Question

If \( \int \frac{2e^x + 3e^{-x}}{4e^x + 7e^{-x}} dx = \frac{1}{14}(ux + v \log_e(4e^x + 7e^{-x})) + C \), where C is a constant of integration, then u + v is equal to _________.

Hint:

This problem demonstrates a standard integration pattern.

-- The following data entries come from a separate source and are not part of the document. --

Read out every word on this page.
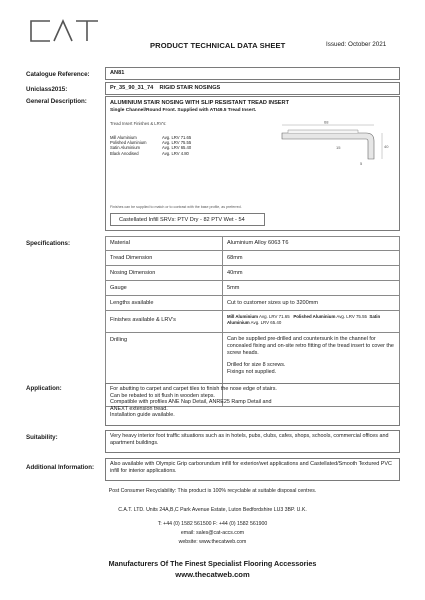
PRODUCT TECHNICAL DATA SHEET	Issued: October 2021
Catalogue Reference:	AN81
Uniclass2015:	Pr_35_90_31_74 RIGID STAIR NOSINGS
General Description:	ALUMINIUM STAIR NOSING WITH SLIP RESISTANT TREAD INSERT
Single Channel/Round Front. Supplied with ATI49.5 Tread Insert.
Tread Insert Finishes & LRV's:
Mill Aluminium	Avg. LRV 71.65
Polished Aluminium	Avg. LRV 75.55
Satin Aluminium	Avg. LRV 65.40
Black Anodised	Avg. LRV 4.80
Finishes can be supplied to match or to contrast with the base profile, as preferred.
68
40
15
5
Castellated Infill SRVs: PTV Dry - 82 PTV Wet - 54
Specifications:	Material	Aluminium Alloy 6063 T6
Tread Dimension	68mm
Nosing Dimension	40mm
Gauge	5mm
Lengths available	Cut to customer sizes up to 3200mm
Finishes available & LRV's	Mill Aluminium Avg. LRV 71.65 Polished Aluminium Avg. LRV 75.55 Satin Aluminium Avg. LRV 65.40
Drilling	Can be supplied pre-drilled and countersunk in the channel for concealed fixing and on-site retro fitting of the tread insert to cover the screw heads.
Drilled for size 8 screws.
Fixings not supplied.
Application:	For abutting to carpet and carpet tiles to finish the nose edge of stairs.
Can be rebated to sit flush in wooden steps.
Compatible with profiles ANE Nap Detail, ANRE25 Ramp Detail and
ANEXT extension tread.
Installation guide available.
Suitability:	Very heavy interior foot traffic situations such as in hotels, pubs, clubs, cafes, shops, schools, commercial offices and apartment buildings.
Additional Information:	Also available with Olympic Grip carborundum infill for exterior/wet applications and Castellated/Smooth Textured PVC infill for interior applications.
Post Consumer Recyclability: This product is 100% recyclable at suitable disposal centres.
C.A.T. LTD. Units 24A,B,C Park Avenue Estate, Luton Bedfordshire LU3 3BP. U.K.
T: +44 (0) 1582 561500 F: +44 (0) 1582 561900
email: sales@cat-accs.com
website: www.thecatweb.com
Manufacturers Of The Finest Specialist Flooring Accessories
www.thecatweb.com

Recognizing this pattern (Numerator = L\(\cdot\)Denominator + M\(\cdot\)Derivative) saves time and provides a direct path to the solution, avoiding more complex substitutions.

Answer 1

Correct Answer: 7

Step 1: Use the standard method for integrals of this form.
For an integral of the form \( \int \frac{A e^x + B e^{-x}}{C e^x + D e^{-x}} dx \), we express the numerator as a linear combination of the denominator and its derivative.
Let Numerator = \(L \cdot (\text{Denominator}) + M \cdot (\text{Derivative of Denominator})\).
- Numerator: \(N(x) = 2e^x + 3e^{-x}\)
- Denominator: \(D(x) = 4e^x + 7e^{-x}\)
- Derivative of Denominator: \(D'(x) = 4e^x - 7e^{-x}\)
Step 2: Set up and solve the system of equations for L and M.
\[ 2e^x + 3e^{-x} = L(4e^x + 7e^{-x}) + M(4e^x - 7e^{-x}) \] \[ 2e^x + 3e^{-x} = (4L+4M)e^x + (7L-7M)e^{-x} \] Comparing the coefficients of \(e^x\) and \(e^{-x}\) on both sides:
1) \(4L + 4M = 2 \implies L + M = 1/2\)
2) \(7L - 7M = 3 \implies L - M = 3/7\)
Adding (1) and (2): \(2L = \frac{1}{2} + \frac{3}{7} = \frac{7+6}{14} = \frac{13}{14} \implies L = \frac{13}{28}\).
Subtracting (2) from (1): \(2M = \frac{1}{2} - \frac{3}{7} = \frac{7-6}{14} = \frac{1}{14} \implies M = \frac{1}{28}\).
Step 3: Rewrite and evaluate the integral.
The integral becomes:
\[ \int \frac{L \cdot D(x) + M \cdot D'(x)}{D(x)} dx = \int \left( L + M \frac{D'(x)}{D(x)} \right) dx \] \[ = L \int dx + M \int \frac{D'(x)}{D(x)} dx = Lx + M \ln|D(x)| + C \] Substituting L and M:
\[ \frac{13}{28}x + \frac{1}{28} \ln(4e^x + 7e^{-x}) + C \] Step 4: Compare with the given form to find u and v.
The given form is \(\frac{1}{14}(ux + v \log_e(4e^x + 7e^{-x})) + C\).
Let's factor out \(\frac{1}{14}\) from our result:
\[ \frac{1}{14} \left( \frac{14 \cdot 13}{28}x + \frac{14 \cdot 1}{28} \ln(4e^x + 7e^{-x}) \right) + C \] \[ \frac{1}{14} \left( \frac{13}{2}x + \frac{1}{2} \ln(4e^x + 7e^{-x}) \right) + C \] By comparing this with the given form, we identify:
- \(u = \frac{13}{2}\)
- \(v = \frac{1}{2}\)
Step 5: Calculate u + v.
\[ u + v = \frac{13}{2} + \frac{1}{2} = \frac{14}{2} = 7 \]